Auch nach vielen Jahren an der Pfeife erlebt man als Schiedsrichter noch Situationen, von denen man geglaubt hat, dass sie allenfalls in der Theorie existieren, in abwegigen Regeltests beispielsweise, die von Prüfern mit einem unerklärlichen Hang zu praxisfernen Fragen erstellt worden sind. Eine solche Situation hatte ich heute in der Kölner Kreisliga A, nämlich einen Platzverweis gegen einen Spieler, der einen Mitspieler beleidigt hatte.

Ich lasse mal außen vor, um welche Mannschaft es sich handelt und wie der Spieler heißt. Der Betreffende wurde jedenfalls in der 56. Minute eingewechselt und geriet nur eine Minute später mit einem Mannschaftskollegen heftig aneinander. "Halt doch mal die Schnauze, du Arschloch", beschied der neu Hinzugekommene seinem Mitspieler vor einem Einwurf in veritabler Lautstärke. Der Anlass für diese Verbalinjurien war mir entgangen, die irritierten bis befremdeten Reaktionen auf dem Platz – bei Freund wie Feind – ließen sich hingegen nun wirklich nicht übersehen respektive -hören.

"Schiri, darf der das?", fragte mich ein Spieler der anderen Mannschaft, und selbst die Kicker des betreffenden Teams schauten mich fragend bis fordernd an. Eigentlich hätte ich dem ausfällig Gewordenen sofort die Rote Karte zeigen müssen, schließlich darf man einen Mitspieler genauso wenig ungestraft beleidigen wie einen Gegenspieler.
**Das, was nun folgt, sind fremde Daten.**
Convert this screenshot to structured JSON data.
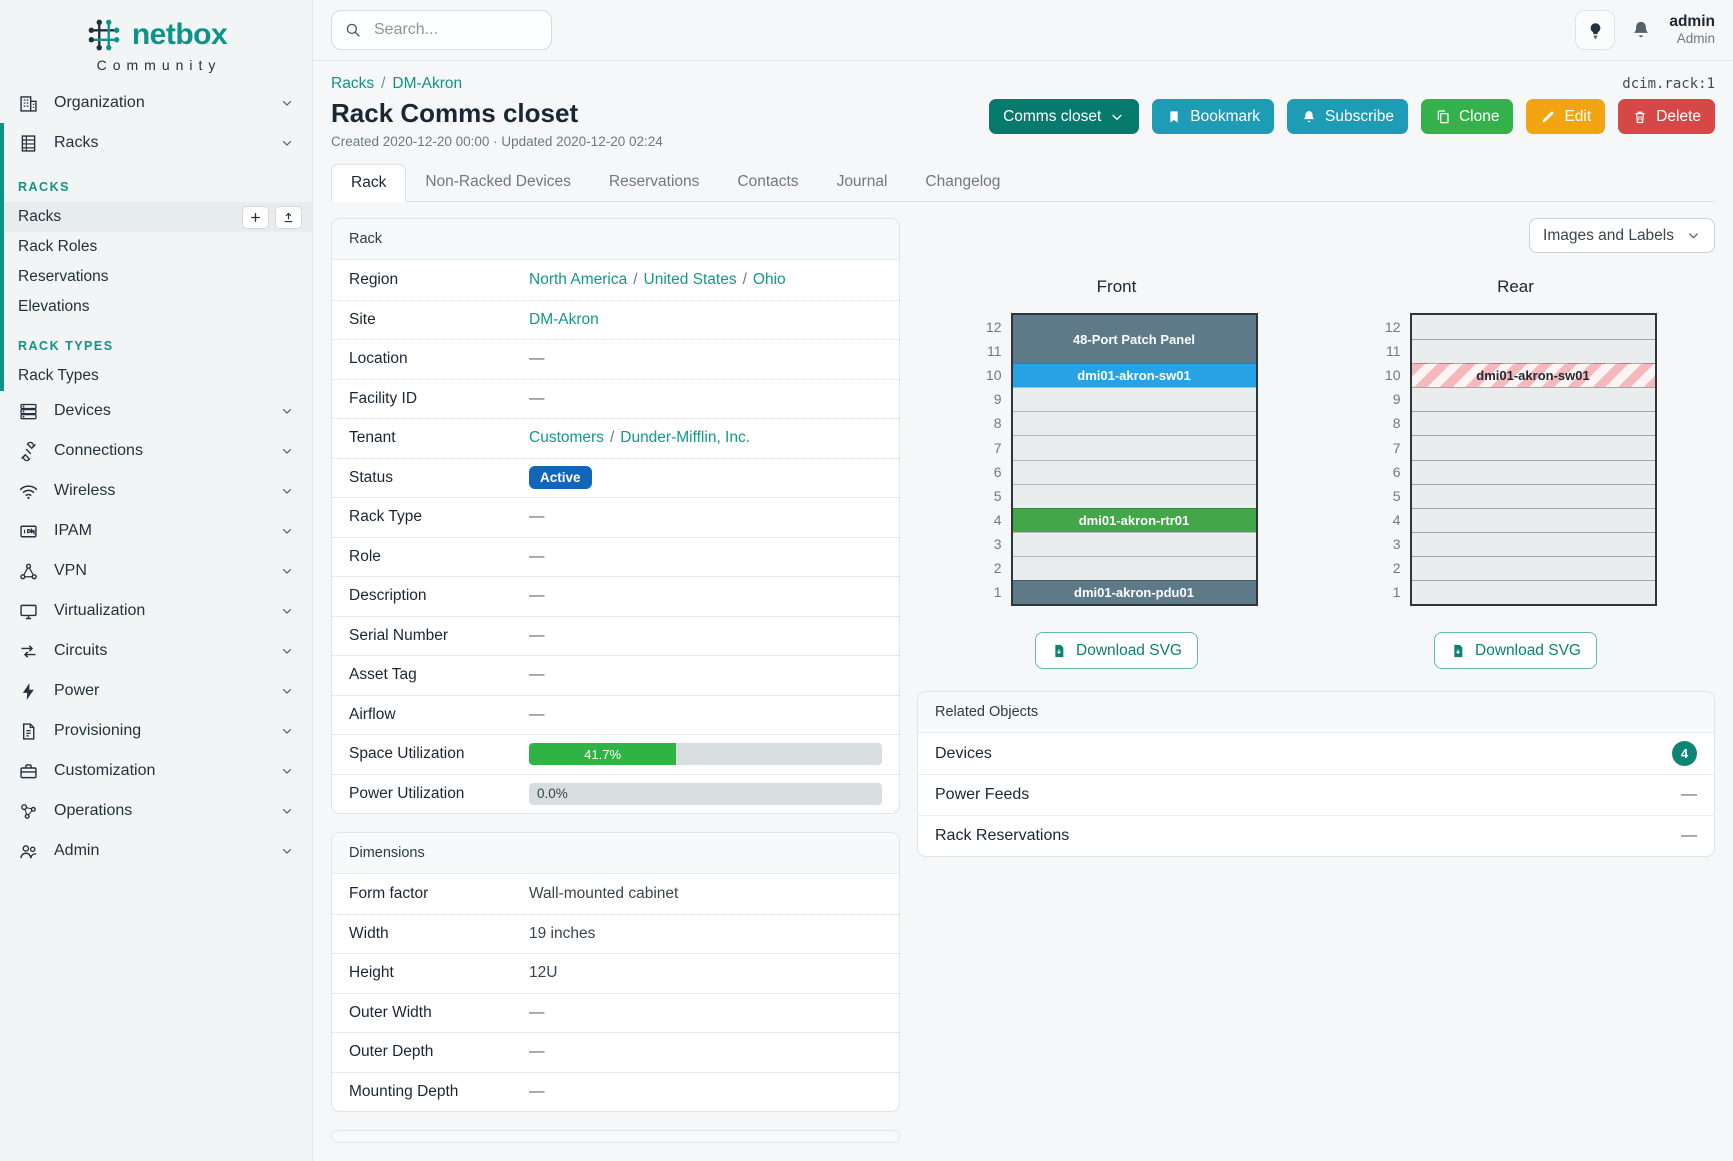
{
  "app": {
    "object_id": "dcim.rack:1"
  },
  "topbar": {
    "search_placeholder": "Search...",
    "user_name": "admin",
    "user_role": "Admin"
  },
  "sidebar": {
    "brand": "netbox",
    "brand_sub": "Community",
    "parents_before": [
      {
        "label": "Organization",
        "icon": "organization"
      }
    ],
    "racks_parent": {
      "label": "Racks",
      "icon": "racks"
    },
    "groups": [
      {
        "header": "RACKS",
        "items": [
          {
            "label": "Racks",
            "active": true,
            "buttons": [
              "plus",
              "upload"
            ]
          },
          {
            "label": "Rack Roles"
          },
          {
            "label": "Reservations"
          },
          {
            "label": "Elevations"
          }
        ]
      },
      {
        "header": "RACK TYPES",
        "items": [
          {
            "label": "Rack Types"
          }
        ]
      }
    ],
    "parents_after": [
      {
        "label": "Devices",
        "icon": "devices"
      },
      {
        "label": "Connections",
        "icon": "connections"
      },
      {
        "label": "Wireless",
        "icon": "wireless"
      },
      {
        "label": "IPAM",
        "icon": "ipam"
      },
      {
        "label": "VPN",
        "icon": "vpn"
      },
      {
        "label": "Virtualization",
        "icon": "virtualization"
      },
      {
        "label": "Circuits",
        "icon": "circuits"
      },
      {
        "label": "Power",
        "icon": "power"
      },
      {
        "label": "Provisioning",
        "icon": "provisioning"
      },
      {
        "label": "Customization",
        "icon": "customization"
      },
      {
        "label": "Operations",
        "icon": "operations"
      },
      {
        "label": "Admin",
        "icon": "admin"
      }
    ]
  },
  "page": {
    "breadcrumb": [
      {
        "label": "Racks"
      },
      {
        "label": "DM-Akron"
      }
    ],
    "title": "Rack Comms closet",
    "meta": "Created 2020-12-20 00:00 · Updated 2020-12-20 02:24",
    "actions": [
      {
        "label": "Comms closet",
        "icon_right": "chevron-down",
        "color": "#077a6e",
        "name": "comms-closet-dropdown"
      },
      {
        "label": "Bookmark",
        "icon": "bookmark",
        "color": "#1e9cb5",
        "name": "bookmark-button"
      },
      {
        "label": "Subscribe",
        "icon": "bell",
        "color": "#1e9cb5",
        "name": "subscribe-button"
      },
      {
        "label": "Clone",
        "icon": "copy",
        "color": "#35b14b",
        "name": "clone-button"
      },
      {
        "label": "Edit",
        "icon": "pencil",
        "color": "#f2a413",
        "name": "edit-button"
      },
      {
        "label": "Delete",
        "icon": "trash",
        "color": "#d64848",
        "name": "delete-button"
      }
    ],
    "tabs": [
      {
        "label": "Rack",
        "active": true
      },
      {
        "label": "Non-Racked Devices"
      },
      {
        "label": "Reservations"
      },
      {
        "label": "Contacts"
      },
      {
        "label": "Journal"
      },
      {
        "label": "Changelog"
      }
    ]
  },
  "rack_panel": {
    "title": "Rack",
    "rows": [
      {
        "label": "Region",
        "links": [
          "North America",
          "United States",
          "Ohio"
        ]
      },
      {
        "label": "Site",
        "links": [
          "DM-Akron"
        ]
      },
      {
        "label": "Location",
        "dash": true
      },
      {
        "label": "Facility ID",
        "dash": true
      },
      {
        "label": "Tenant",
        "links": [
          "Customers",
          "Dunder-Mifflin, Inc."
        ]
      },
      {
        "label": "Status",
        "badge": {
          "text": "Active",
          "color": "#1266b8"
        }
      },
      {
        "label": "Rack Type",
        "dash": true
      },
      {
        "label": "Role",
        "dash": true
      },
      {
        "label": "Description",
        "dash": true
      },
      {
        "label": "Serial Number",
        "dash": true
      },
      {
        "label": "Asset Tag",
        "dash": true
      },
      {
        "label": "Airflow",
        "dash": true
      },
      {
        "label": "Space Utilization",
        "progress": {
          "percent": 41.7,
          "label": "41.7%",
          "fill": "#2fb344"
        }
      },
      {
        "label": "Power Utilization",
        "progress": {
          "percent": 0,
          "label": "0.0%",
          "fill": "#2fb344"
        }
      }
    ]
  },
  "dimensions_panel": {
    "title": "Dimensions",
    "rows": [
      {
        "label": "Form factor",
        "text": "Wall-mounted cabinet"
      },
      {
        "label": "Width",
        "text": "19 inches"
      },
      {
        "label": "Height",
        "text": "12U"
      },
      {
        "label": "Outer Width",
        "dash": true
      },
      {
        "label": "Outer Depth",
        "dash": true
      },
      {
        "label": "Mounting Depth",
        "dash": true
      }
    ]
  },
  "elevations": {
    "view_selector": "Images and Labels",
    "download_label": "Download SVG",
    "unit_count": 12,
    "views": [
      {
        "title": "Front",
        "slots": [
          {
            "top_u": 12,
            "span": 2,
            "label": "48-Port Patch Panel",
            "color": "#5e7988"
          },
          {
            "top_u": 10,
            "span": 1,
            "label": "dmi01-akron-sw01",
            "color": "#27a2e6"
          },
          {
            "top_u": 9,
            "span": 1
          },
          {
            "top_u": 8,
            "span": 1
          },
          {
            "top_u": 7,
            "span": 1
          },
          {
            "top_u": 6,
            "span": 1
          },
          {
            "top_u": 5,
            "span": 1
          },
          {
            "top_u": 4,
            "span": 1,
            "label": "dmi01-akron-rtr01",
            "color": "#43a648"
          },
          {
            "top_u": 3,
            "span": 1
          },
          {
            "top_u": 2,
            "span": 1
          },
          {
            "top_u": 1,
            "span": 1,
            "label": "dmi01-akron-pdu01",
            "color": "#5e7988"
          }
        ]
      },
      {
        "title": "Rear",
        "slots": [
          {
            "top_u": 12,
            "span": 1
          },
          {
            "top_u": 11,
            "span": 1
          },
          {
            "top_u": 10,
            "span": 1,
            "label": "dmi01-akron-sw01",
            "striped": true
          },
          {
            "top_u": 9,
            "span": 1
          },
          {
            "top_u": 8,
            "span": 1
          },
          {
            "top_u": 7,
            "span": 1
          },
          {
            "top_u": 6,
            "span": 1
          },
          {
            "top_u": 5,
            "span": 1
          },
          {
            "top_u": 4,
            "span": 1
          },
          {
            "top_u": 3,
            "span": 1
          },
          {
            "top_u": 2,
            "span": 1
          },
          {
            "top_u": 1,
            "span": 1
          }
        ]
      }
    ]
  },
  "related_objects": {
    "title": "Related Objects",
    "rows": [
      {
        "label": "Devices",
        "count": "4"
      },
      {
        "label": "Power Feeds",
        "dash": true
      },
      {
        "label": "Rack Reservations",
        "dash": true
      }
    ]
  },
  "colors": {
    "accent": "#0d9488",
    "link": "#12998a",
    "count_badge": "#0c8577",
    "status_active": "#1266b8"
  }
}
Gleichzeitig kam mir diese Maßnahme irgendwo überzogen vor – zumal das Spiel bis dahin sehr fair verlaufen war –, deshalb entschied ich mich für den Versuch einer Deeskalation: Ich holte den Kapitän der betreffenden Mannschaft zu mir.

Da dessen Spieler schon vorher ungewöhnlich aggressiv miteinander kommuniziert hatten, bat ich ihn, die Streithähne zur Räson zu rufen und seine Mitspieler generell zur Mäßigung anzuhalten. Der Käpt'n tat, wie ihm geheißen, indem er laut und vernehmlich rief: "Ruhe jetzt, Männer, hört auf mit dem Scheiß, beim nächsten Mal gibt's sonst 'ne Karte!" Doch der hauptsächlich Angesprochene ignorierte diesen Ukas und widmete sich unverzüglich wieder seinem Kollegen. Genauer gesagt: Er wiederholte seine Tirade – wiederum in beträchtlicher Phonzahl –, weshalb der angegriffene Mitspieler hilfesuchend zu mir schaute.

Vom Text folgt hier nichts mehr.